Sakshi wrote that at Rs 15,000 a month, she was genuinely happy, but as her income rose to Rs 1.5 lakh and later Rs 2.5 lakh, her satisfaction dipped – not because of the money, but due to constant comparisons with others. At Rs 1.5 lakh, she felt she deserved more, and even at Rs 2.5 lakh, her earnings felt "less" after seeing peers.

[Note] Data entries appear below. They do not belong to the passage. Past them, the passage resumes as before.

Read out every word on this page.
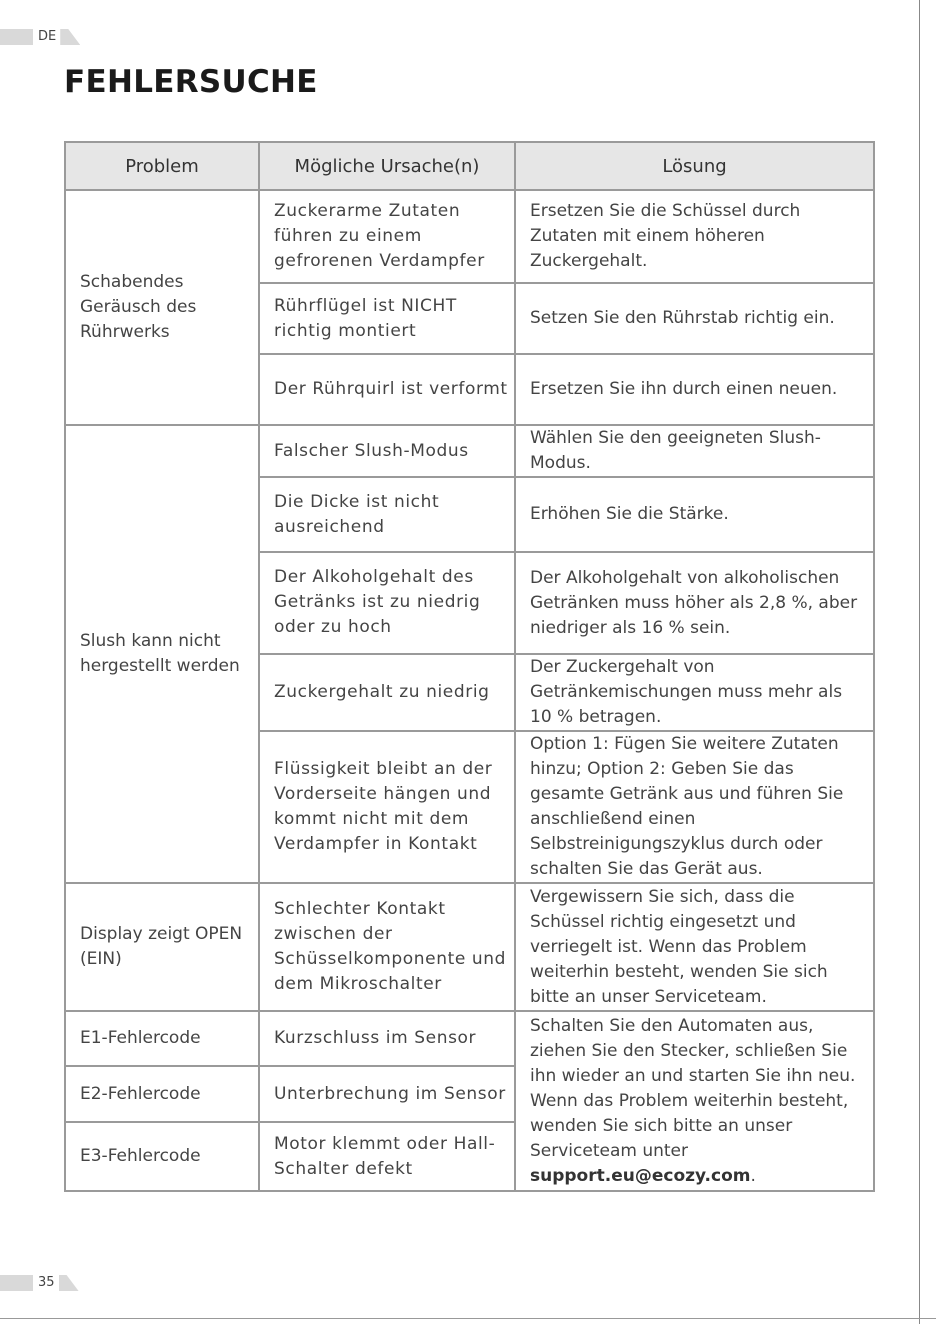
DE
FEHLERSUCHE
Problem	Mögliche Ursache(n)	Lösung
Schabendes Geräusch des Rührwerks	Zuckerarme Zutaten führen zu einem gefrorenen Verdampfer	Ersetzen Sie die Schüssel durch Zutaten mit einem höheren Zuckergehalt.
	Rührflügel ist NICHT richtig montiert	Setzen Sie den Rührstab richtig ein.
	Der Rührquirl ist verformt	Ersetzen Sie ihn durch einen neuen.
Slush kann nicht hergestellt werden	Falscher Slush-Modus	Wählen Sie den geeigneten Slush-Modus.
	Die Dicke ist nicht ausreichend	Erhöhen Sie die Stärke.
	Der Alkoholgehalt des Getränks ist zu niedrig oder zu hoch	Der Alkoholgehalt von alkoholischen Getränken muss höher als 2,8 %, aber niedriger als 16 % sein.
	Zuckergehalt zu niedrig	Der Zuckergehalt von Getränkemischungen muss mehr als 10 % betragen.
	Flüssigkeit bleibt an der Vorderseite hängen und kommt nicht mit dem Verdampfer in Kontakt	Option 1: Fügen Sie weitere Zutaten hinzu; Option 2: Geben Sie das gesamte Getränk aus und führen Sie anschließend einen Selbstreinigungszyklus durch oder schalten Sie das Gerät aus.
Display zeigt OPEN (EIN)	Schlechter Kontakt zwischen der Schüsselkomponente und dem Mikroschalter	Vergewissern Sie sich, dass die Schüssel richtig eingesetzt und verriegelt ist. Wenn das Problem weiterhin besteht, wenden Sie sich bitte an unser Serviceteam.
E1-Fehlercode	Kurzschluss im Sensor	Schalten Sie den Automaten aus, ziehen Sie den Stecker, schließen Sie ihn wieder an und starten Sie ihn neu. Wenn das Problem weiterhin besteht, wenden Sie sich bitte an unser Serviceteam unter
support.eu@ecozy.com.
E2-Fehlercode	Unterbrechung im Sensor	
E3-Fehlercode	Motor klemmt oder Hall-Schalter defekt	
35
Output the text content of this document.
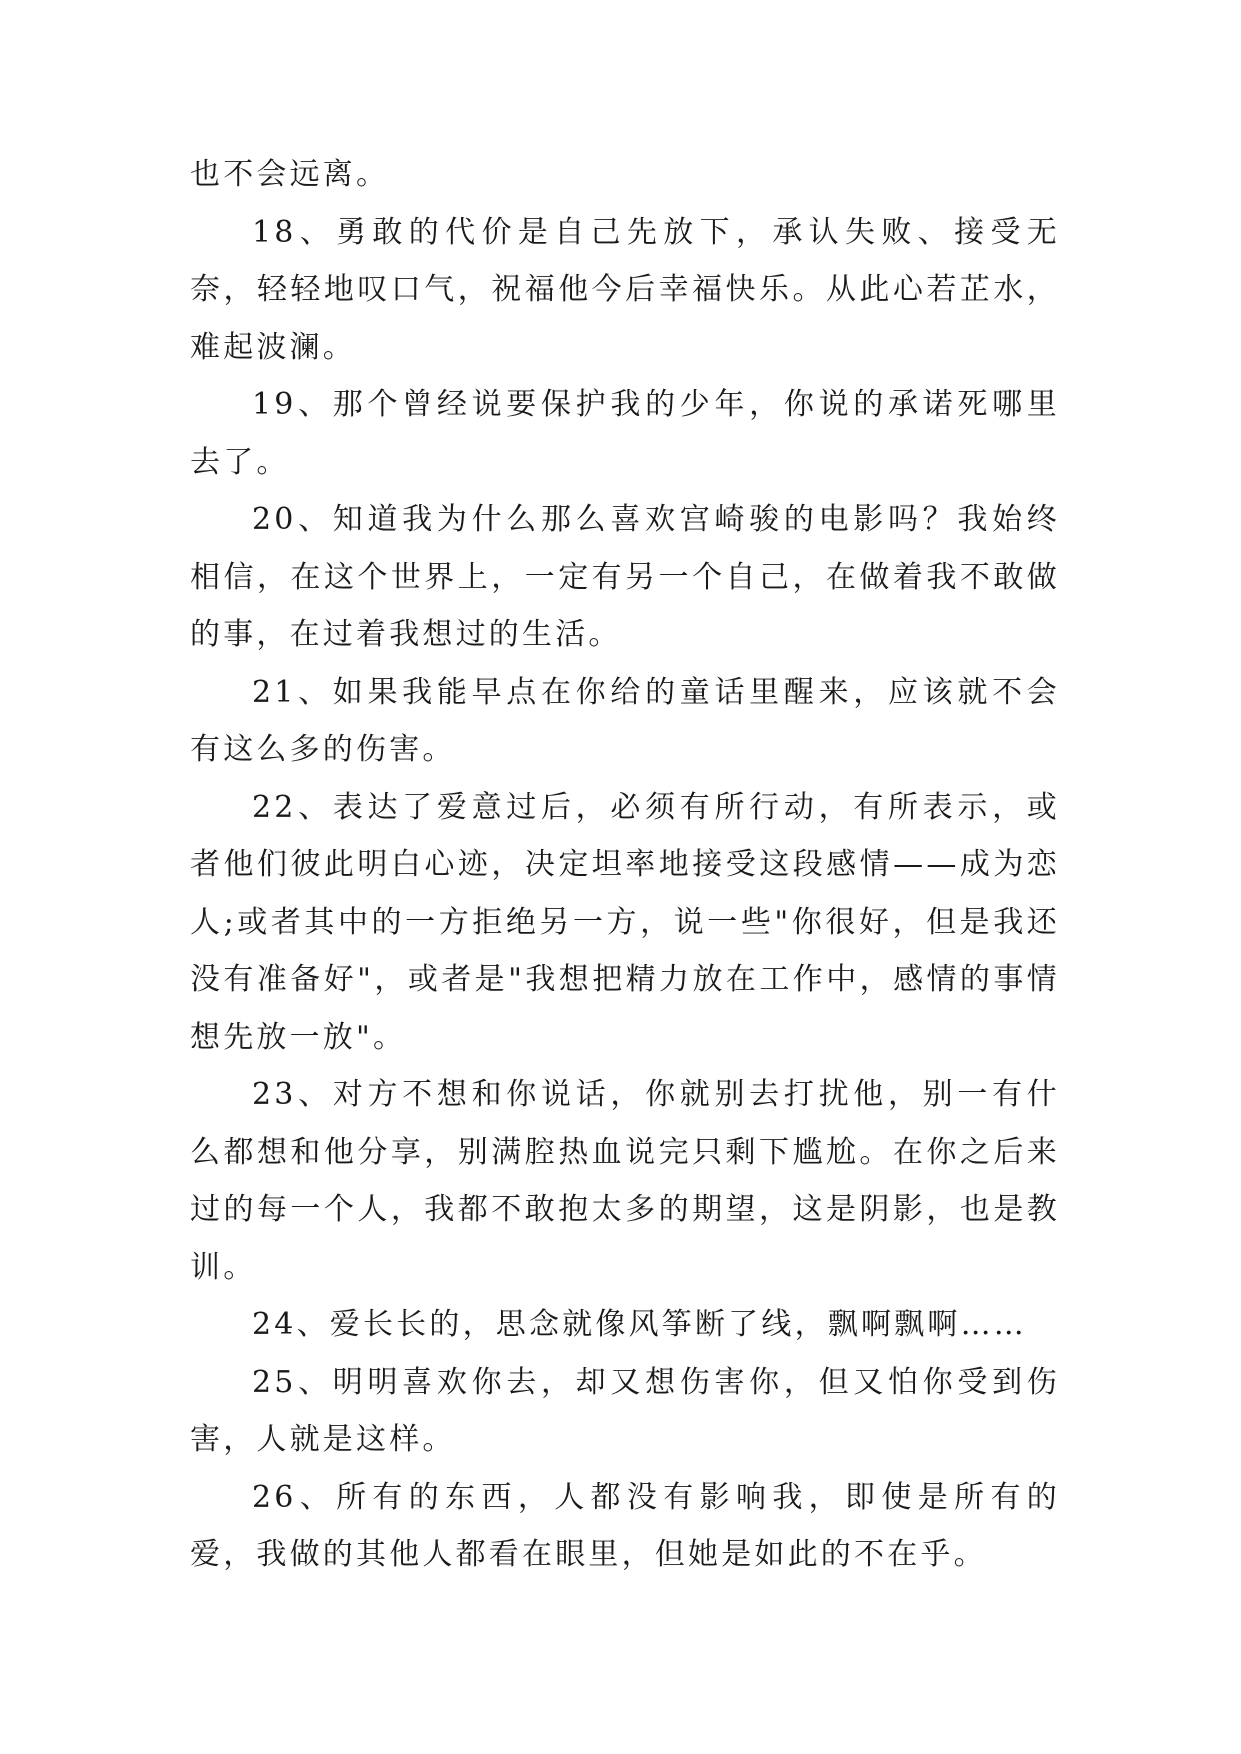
也不会远离。

18、勇敢的代价是自己先放下，承认失败、接受无奈，轻轻地叹口气，祝福他今后幸福快乐。从此心若芷水，难起波澜。

19、那个曾经说要保护我的少年，你说的承诺死哪里去了。

20、知道我为什么那么喜欢宫崎骏的电影吗？我始终相信，在这个世界上，一定有另一个自己，在做着我不敢做的事，在过着我想过的生活。

21、如果我能早点在你给的童话里醒来，应该就不会有这么多的伤害。

22、表达了爱意过后，必须有所行动，有所表示，或者他们彼此明白心迹，决定坦率地接受这段感情——成为恋人;或者其中的一方拒绝另一方，说一些"你很好，但是我还没有准备好"，或者是"我想把精力放在工作中，感情的事情想先放一放"。

23、对方不想和你说话，你就别去打扰他，别一有什么都想和他分享，别满腔热血说完只剩下尴尬。在你之后来过的每一个人，我都不敢抱太多的期望，这是阴影，也是教训。

24、爱长长的，思念就像风筝断了线，飘啊飘啊……

25、明明喜欢你去，却又想伤害你，但又怕你受到伤害，人就是这样。

26、所有的东西，人都没有影响我，即使是所有的爱，我做的其他人都看在眼里，但她是如此的不在乎。
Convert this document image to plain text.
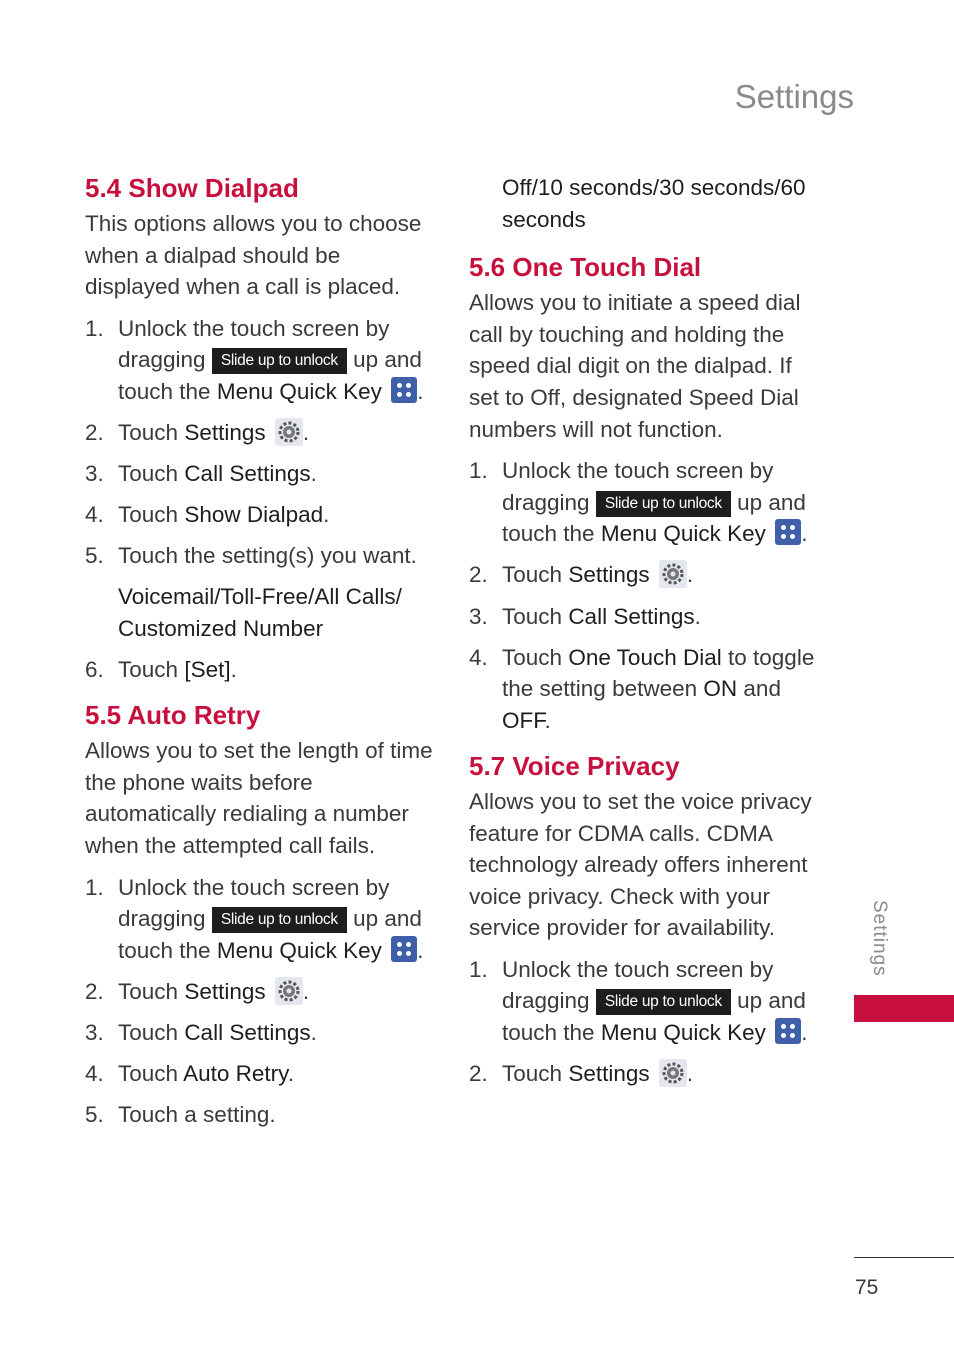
Settings
5.4 Show Dialpad

This options allows you to choose when a dialpad should be displayed when a call is placed.

1. Unlock the touch screen by dragging Slide up to unlock up and touch the Menu Quick Key .
2. Touch Settings .
3. Touch Call Settings.
4. Touch Show Dialpad.
5. Touch the setting(s) you want.
Voicemail/Toll-Free/All Calls/ Customized Number
6. Touch [Set].
5.5 Auto Retry

Allows you to set the length of time the phone waits before automatically redialing a number when the attempted call fails.

1. Unlock the touch screen by dragging Slide up to unlock up and touch the Menu Quick Key .
2. Touch Settings .
3. Touch Call Settings.
4. Touch Auto Retry.
5. Touch a setting.
Off/10 seconds/30 seconds/60 seconds
5.6 One Touch Dial

Allows you to initiate a speed dial call by touching and holding the speed dial digit on the dialpad. If set to Off, designated Speed Dial numbers will not function.

1. Unlock the touch screen by dragging Slide up to unlock up and touch the Menu Quick Key .
2. Touch Settings .
3. Touch Call Settings.
4. Touch One Touch Dial to toggle the setting between ON and OFF.
5.7 Voice Privacy

Allows you to set the voice privacy feature for CDMA calls. CDMA technology already offers inherent voice privacy. Check with your service provider for availability.

1. Unlock the touch screen by dragging Slide up to unlock up and touch the Menu Quick Key .
2. Touch Settings .
Settings
75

After a period of "zero salary" following her resignation, she realised that happiness comes from pursuing work one truly loves rather than just hitting higher salary figures.

"I realised it was never about the salary. It was the comparison that created dissatisfaction. When I left my job, for a few months that zero salary at month-end hit me hard. But it also made me realise that you should work on something you truly like. Now I work without thinking about others. No money or salary is less, it's about your perception of how you want to live life," she wrote.

See the post here:

The post has sparked a broader conversation about work, fulfillment, and comparison culture. 

One user wrote, "It's far better to have a modest "lifestyle-adjusted" income doing something that fuels your curiosity than to be a miserable high-earner suffering from "comparison fatigue." True wealth is the ability to ignore the scoreboard."

Another commented, "That zero-salary phase hits different though. It really forces you to rethink what actually matters."

"Satisfaction comes from purpose, not paychecks," a third said. 

Earlier, a similar story went viral. In a video, Seema Purohit spoke about how her modest first job gave her more happiness than her current high-paying role in Dubai. Purohit described how she got caught up in the pursuit of better opportunities, what she referred to as the "race" of climbing the corporate ladder and chasing higher salaries. However, she admitted that despite achieving professional success abroad, the sense of fulfillment she once felt in her simpler job was missing.